Godlock est en mission pour venger son jeune fils, qui a été tragiquement abattu lors d’une guerre de gangs la veille de Noël.


Avis de Cherycok :
John Woo et moi, c’est une grande histoire d’amour. Alors que dans les années 80, je ne connaissais du cinéma asiatique que Jackie Chan et Bruce Lee, puis rapidement début 90 tout un autre pan du cinéma martial avec la VHS René Château Vidéo « Les Plus Beaux Combats d’Arts Martiaux du Monde », je fus complètement abasourdi lors de la première diffusion française, dans la première moitié des années 90, de The Killer de John Woo. Ce fut une putain de grosse claquasse dans ma gueule, chamboulant mon cerveau qui dès lors apprit qu’on faisait aussi des polars complètement dingues à Hong Kong, et sans doute bien d’autres choses, et pas seulement des « jackiechaneries » comme certains disaient. Puis est venue la découverte du Syndicat du Crime 1 et 2, de A Toute Épreuve ou encore d’Une Balle dans la Tête. Mon amour pour Woo était né, en parallèle de celui pour Tsui Hark suite au visionnage en VHS de son monumental The Blade. Mais il est vrai que la carrière de Woo est malgré tout compliquée et ces dernières années pas des plus reluisantes, surtout avec un Manhunt qui a déchainé la colère des fans du bonhomme. Alors, surtout vu son concept fort, on attendait tous son nouveau film au tournant, peut-être un peu trop…

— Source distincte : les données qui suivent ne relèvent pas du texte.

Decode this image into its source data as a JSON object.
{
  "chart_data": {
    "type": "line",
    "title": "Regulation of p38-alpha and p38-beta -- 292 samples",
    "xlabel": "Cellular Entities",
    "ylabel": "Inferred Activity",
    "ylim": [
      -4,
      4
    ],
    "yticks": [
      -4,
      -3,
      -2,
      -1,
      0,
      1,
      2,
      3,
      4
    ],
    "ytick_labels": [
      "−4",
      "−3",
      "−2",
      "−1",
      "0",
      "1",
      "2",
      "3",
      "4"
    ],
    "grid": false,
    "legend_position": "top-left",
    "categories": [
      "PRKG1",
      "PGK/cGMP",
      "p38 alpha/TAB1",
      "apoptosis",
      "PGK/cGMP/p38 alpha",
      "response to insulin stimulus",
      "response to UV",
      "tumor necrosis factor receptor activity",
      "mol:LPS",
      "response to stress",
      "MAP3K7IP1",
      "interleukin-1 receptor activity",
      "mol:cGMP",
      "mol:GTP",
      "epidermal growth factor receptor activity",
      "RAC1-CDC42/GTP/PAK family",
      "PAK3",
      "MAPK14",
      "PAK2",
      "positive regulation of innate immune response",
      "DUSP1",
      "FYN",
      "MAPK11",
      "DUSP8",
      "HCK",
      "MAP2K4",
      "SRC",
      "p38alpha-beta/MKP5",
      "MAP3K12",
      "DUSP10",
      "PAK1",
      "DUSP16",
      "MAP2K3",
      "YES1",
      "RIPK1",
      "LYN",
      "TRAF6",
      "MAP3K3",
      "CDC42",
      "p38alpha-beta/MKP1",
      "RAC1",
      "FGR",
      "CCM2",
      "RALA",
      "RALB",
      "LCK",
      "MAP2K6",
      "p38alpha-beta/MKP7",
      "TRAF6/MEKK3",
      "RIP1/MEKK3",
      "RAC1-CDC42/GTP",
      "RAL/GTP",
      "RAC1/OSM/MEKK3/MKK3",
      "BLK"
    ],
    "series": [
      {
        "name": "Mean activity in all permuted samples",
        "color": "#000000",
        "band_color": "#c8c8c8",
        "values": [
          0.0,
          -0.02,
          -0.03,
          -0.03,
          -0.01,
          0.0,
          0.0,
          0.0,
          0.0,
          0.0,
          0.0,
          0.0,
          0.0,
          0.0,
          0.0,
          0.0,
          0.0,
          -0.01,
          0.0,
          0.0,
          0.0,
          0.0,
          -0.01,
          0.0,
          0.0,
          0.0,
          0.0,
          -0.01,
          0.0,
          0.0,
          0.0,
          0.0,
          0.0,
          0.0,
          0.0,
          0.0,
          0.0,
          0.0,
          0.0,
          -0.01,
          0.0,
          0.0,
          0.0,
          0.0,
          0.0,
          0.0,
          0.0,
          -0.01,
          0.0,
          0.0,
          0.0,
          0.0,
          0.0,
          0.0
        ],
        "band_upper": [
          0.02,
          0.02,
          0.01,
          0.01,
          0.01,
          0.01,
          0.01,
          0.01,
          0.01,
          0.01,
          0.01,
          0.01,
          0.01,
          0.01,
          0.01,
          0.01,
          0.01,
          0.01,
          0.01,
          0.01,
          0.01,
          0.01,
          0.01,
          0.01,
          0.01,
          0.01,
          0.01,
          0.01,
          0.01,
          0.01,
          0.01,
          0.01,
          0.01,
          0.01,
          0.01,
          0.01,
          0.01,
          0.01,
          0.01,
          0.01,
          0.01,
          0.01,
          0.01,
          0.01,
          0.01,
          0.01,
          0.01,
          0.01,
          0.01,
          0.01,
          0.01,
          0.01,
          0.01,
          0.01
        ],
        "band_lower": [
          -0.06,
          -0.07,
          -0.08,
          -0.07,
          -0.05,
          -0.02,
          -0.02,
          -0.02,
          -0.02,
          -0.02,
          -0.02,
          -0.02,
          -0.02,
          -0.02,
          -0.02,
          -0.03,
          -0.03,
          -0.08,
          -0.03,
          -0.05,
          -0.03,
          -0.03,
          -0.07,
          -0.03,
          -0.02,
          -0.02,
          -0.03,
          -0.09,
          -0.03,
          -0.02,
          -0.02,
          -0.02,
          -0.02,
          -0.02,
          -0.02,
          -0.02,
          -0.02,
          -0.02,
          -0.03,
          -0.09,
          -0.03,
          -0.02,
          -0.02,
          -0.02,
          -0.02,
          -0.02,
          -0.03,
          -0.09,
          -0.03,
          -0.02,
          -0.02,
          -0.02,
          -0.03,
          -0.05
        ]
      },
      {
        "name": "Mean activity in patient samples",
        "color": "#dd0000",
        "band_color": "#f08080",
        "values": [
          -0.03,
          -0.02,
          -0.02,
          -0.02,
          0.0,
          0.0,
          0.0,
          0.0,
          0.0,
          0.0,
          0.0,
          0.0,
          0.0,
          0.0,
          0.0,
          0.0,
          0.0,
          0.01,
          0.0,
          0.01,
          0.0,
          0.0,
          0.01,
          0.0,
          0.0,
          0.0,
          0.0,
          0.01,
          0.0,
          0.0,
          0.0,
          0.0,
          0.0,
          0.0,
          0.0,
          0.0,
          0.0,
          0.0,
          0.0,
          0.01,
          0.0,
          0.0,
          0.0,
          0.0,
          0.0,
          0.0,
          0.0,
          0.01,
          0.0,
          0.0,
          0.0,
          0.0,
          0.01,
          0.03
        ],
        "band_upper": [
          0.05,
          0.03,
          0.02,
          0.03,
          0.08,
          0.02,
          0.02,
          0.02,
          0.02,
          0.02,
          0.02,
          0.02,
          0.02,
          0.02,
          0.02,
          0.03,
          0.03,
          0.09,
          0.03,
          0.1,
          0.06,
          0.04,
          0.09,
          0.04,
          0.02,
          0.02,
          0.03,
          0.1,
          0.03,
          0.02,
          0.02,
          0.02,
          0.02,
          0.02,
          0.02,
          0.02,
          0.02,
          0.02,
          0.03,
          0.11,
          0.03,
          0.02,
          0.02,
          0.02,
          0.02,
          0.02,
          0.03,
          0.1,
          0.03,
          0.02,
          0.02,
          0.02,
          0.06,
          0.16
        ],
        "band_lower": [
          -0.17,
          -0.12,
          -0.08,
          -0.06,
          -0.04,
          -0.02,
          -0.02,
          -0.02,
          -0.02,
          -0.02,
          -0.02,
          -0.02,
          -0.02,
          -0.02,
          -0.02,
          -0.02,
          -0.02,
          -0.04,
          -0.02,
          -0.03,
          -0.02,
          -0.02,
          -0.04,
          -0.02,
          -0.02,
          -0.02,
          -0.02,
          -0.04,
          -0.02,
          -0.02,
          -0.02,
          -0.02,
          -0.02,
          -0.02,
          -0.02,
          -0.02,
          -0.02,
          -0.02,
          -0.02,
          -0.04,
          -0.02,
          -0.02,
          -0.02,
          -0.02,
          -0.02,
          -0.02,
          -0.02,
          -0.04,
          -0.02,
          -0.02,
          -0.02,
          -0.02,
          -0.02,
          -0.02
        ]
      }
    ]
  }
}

Silent Night marque le retour aux États-Unis de John Woo 20 ans après Paycheck (2023). De l’aveu même du réalisateur, il a apprécié ce tournage très indépendant, sans gros studio derrière. Il affirme avoir eu l’impression de revenir travailler à Hong Kong, avec une équipe réduite, sans producteur ou représentant de studio sur le plateau pour venir interférer avec ce qu’il avait envie de faire. Mais ça n’aura pas été suffisant pour faire un bon film. Déjà, il y a beaucoup à redire sur le maigre scénario. Sa construction est classique avec la tragédie, l’envie de vengeance, la préparation, puis la vengeance en elle-même. Mais le personnage, malgré son entrainement intense et varié tel qu’on nous le montre va commettre erreur sur erreur. On se dit que c’est parce que le scénario ne voulait pas en faire un surhomme. Mais même en prenant cela en compte, sans déconner, pourquoi laisser, volontairement en plus, son couteau de rambo à côté du méchant qu’il vient de capturer ? Pourquoi après autant de préparation, il est aussi discret qu’un troupeau d’éléphant lancé au galop ? Heureusement, il a pour lui que les méchants sont aussi efficaces que des stormtroopers, préférant viser son gilet pare-balles (même à bout portant) plutôt que sa tête, et que le big boss semble préférer s’entrainer pour sa participation à Danse avec les Stars même quand son armada de sbires se fait descendre. Même malgré cela, Silent Night est beaucoup trop long pour ce qu’il raconte. Tout le film aurait pu rentrer sans souci en 1h15 et aurait même gagné en rythme et en punch. Le film s’attarde beaucoup trop sur la souffrance du personnage central suite à la mort de son fils. Trente bonnes minutes avant qu’il ne se décide à faire quelque chose. Trente minutes pendant lesquelles on a l’impression que le film cherche juste à nous tirer la larmichette, en appuyant à mort sur la tragédie qu’on nous a présentée pendant les 5 premières minutes alors que, sincèrement, tout le monde sait, même ceux qui ne sont pas parents, que perdre un enfant est quelque chose dont on ne se remet jamais.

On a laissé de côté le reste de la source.